With each uterine contraction, the mother experiences considerable pain. The cramping pain in early labor is probably caused mainly by hypoxia of the uterine muscle resulting from compression of the blood vessels in the uterus. This pain is not felt when the visceral sensory hypogastric nerves, which carry the visceral sensory fibers leading from the uterus, have been sectioned.
However, during the second stage of labor, when the fetus is being expelled through the birth canal, much more severe pain is caused by cervical stretching, per-ineal stretching, and stretching or tearing of structures in the vaginal canal itself. This pain is conducted to the mother's spinal cord and brain by somatic nerves instead of by the visceral sensory nerves.

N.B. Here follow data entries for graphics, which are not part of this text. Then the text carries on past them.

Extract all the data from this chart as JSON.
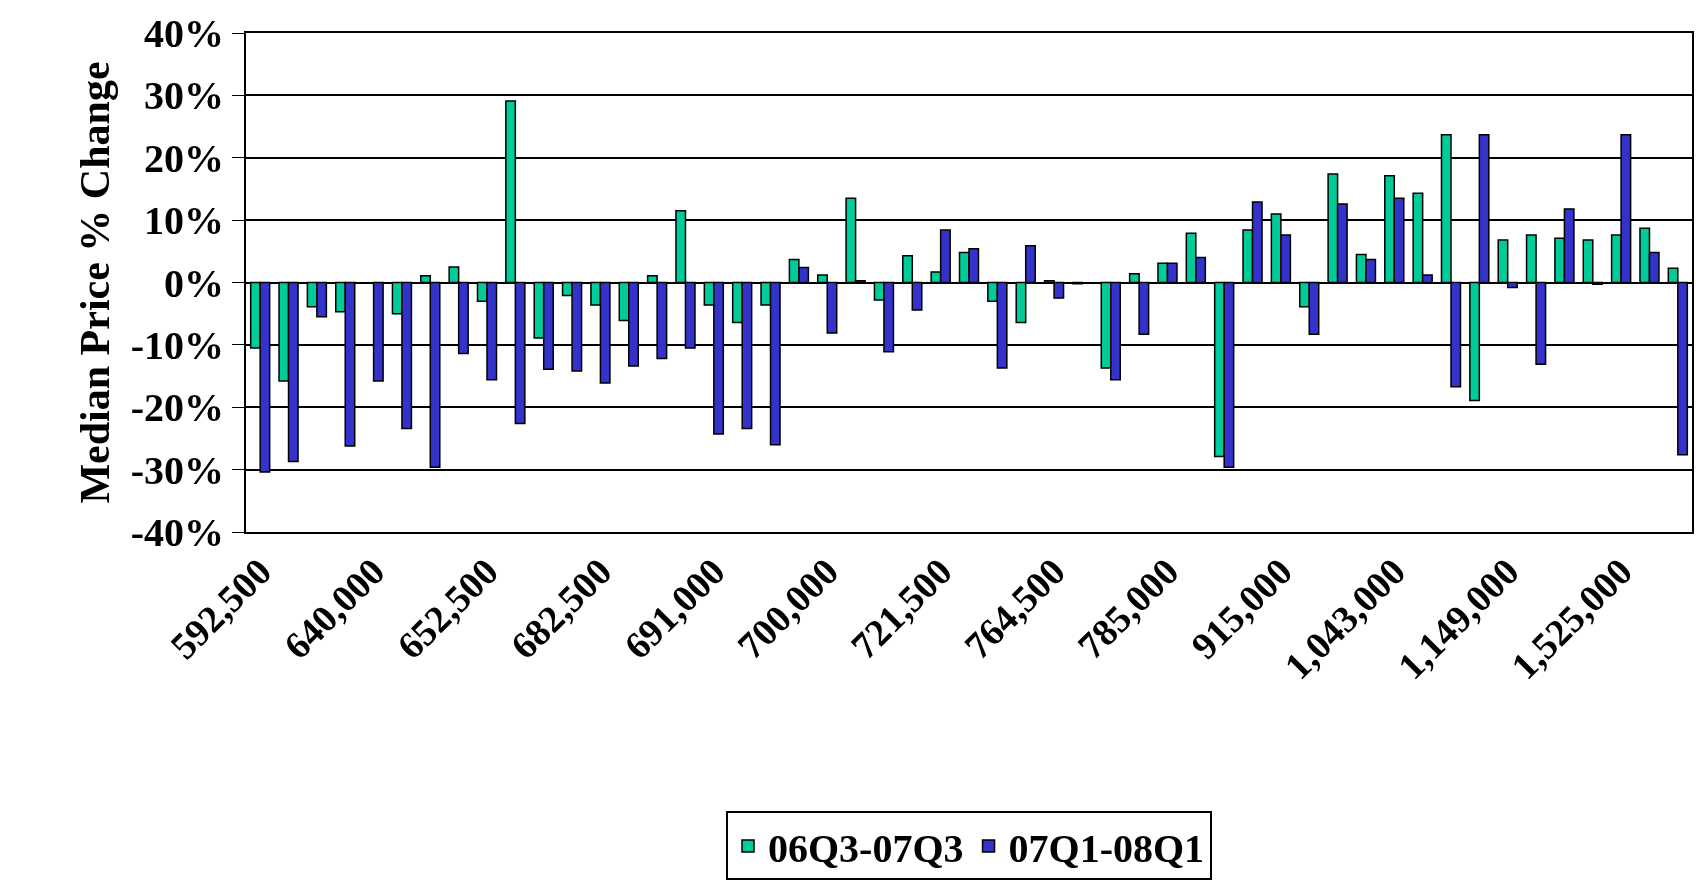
{
  "chart_data": {
    "type": "bar",
    "ylabel": "Median Price % Change",
    "categories": [
      "592,500",
      null,
      null,
      null,
      "640,000",
      null,
      null,
      null,
      "652,500",
      null,
      null,
      null,
      "682,500",
      null,
      null,
      null,
      "691,000",
      null,
      null,
      null,
      "700,000",
      null,
      null,
      null,
      "721,500",
      null,
      null,
      null,
      "764,500",
      null,
      null,
      null,
      "785,000",
      null,
      null,
      null,
      "915,000",
      null,
      null,
      null,
      "1,043,000",
      null,
      null,
      null,
      "1,149,000",
      null,
      null,
      null,
      "1,525,000",
      null,
      null
    ],
    "series": [
      {
        "name": "06Q3-07Q3",
        "color": "#00cc99",
        "values": [
          -10.5,
          -15.8,
          -3.9,
          -4.7,
          null,
          -5.0,
          1.1,
          2.5,
          -3.0,
          29.1,
          -8.9,
          -2.1,
          -3.6,
          -6.1,
          1.1,
          11.5,
          -3.6,
          -6.4,
          -3.6,
          3.7,
          1.2,
          13.5,
          -2.8,
          4.3,
          1.7,
          4.8,
          -3.0,
          -6.4,
          0.3,
          -0.2,
          -13.7,
          1.4,
          3.1,
          7.9,
          -27.9,
          8.4,
          11.0,
          -3.9,
          17.4,
          4.5,
          17.1,
          14.3,
          23.7,
          -18.9,
          6.8,
          7.6,
          7.1,
          6.8,
          7.6,
          8.7,
          2.3
        ]
      },
      {
        "name": "07Q1-08Q1",
        "color": "#3333cc",
        "values": [
          -30.4,
          -28.7,
          -5.5,
          -26.2,
          -15.8,
          -23.4,
          -29.6,
          -11.4,
          -15.6,
          -22.6,
          -13.9,
          -14.2,
          -16.1,
          -13.4,
          -12.2,
          -10.5,
          -24.3,
          -23.4,
          -26.0,
          2.4,
          -8.1,
          0.3,
          -11.1,
          -4.4,
          8.4,
          5.4,
          -13.7,
          5.9,
          -2.5,
          null,
          -15.6,
          -8.3,
          3.1,
          4.0,
          -29.6,
          12.9,
          7.6,
          -8.3,
          12.6,
          3.7,
          13.5,
          1.2,
          -16.7,
          23.7,
          -0.8,
          -13.1,
          11.8,
          -0.3,
          23.7,
          4.8,
          -27.6
        ]
      }
    ],
    "ylim": [
      -40,
      40
    ],
    "yticks": [
      {
        "value": -40,
        "label": "-40%"
      },
      {
        "value": -30,
        "label": "-30%"
      },
      {
        "value": -20,
        "label": "-20%"
      },
      {
        "value": -10,
        "label": "-10%"
      },
      {
        "value": 0,
        "label": "0%"
      },
      {
        "value": 10,
        "label": "10%"
      },
      {
        "value": 20,
        "label": "20%"
      },
      {
        "value": 30,
        "label": "30%"
      },
      {
        "value": 40,
        "label": "40%"
      }
    ],
    "grid": "y",
    "legend": "bottom"
  }
}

During the first 4 to 5 weeks after parturition, the uterus involutes. Its weight becomes less than half its immediate postpartum weight within 1 week, and in 4 weeks, if the mother lactates, the uterus may become as small as it was before pregnancy. This effect of lactation results from the suppression of pituitary gonadotropin and ovarian hormone secretion during the first few months of lactation, as discussed later. During early involution of the uterus, the placental site on the endometrial surface autolyzes, causing a vaginal discharge known as "lochia," which is first bloody and then serous in nature, continuing for a total of about 10 days. After this time, the endometrial surface becomes re-epithelialized and ready for normal, nongravid sex life again.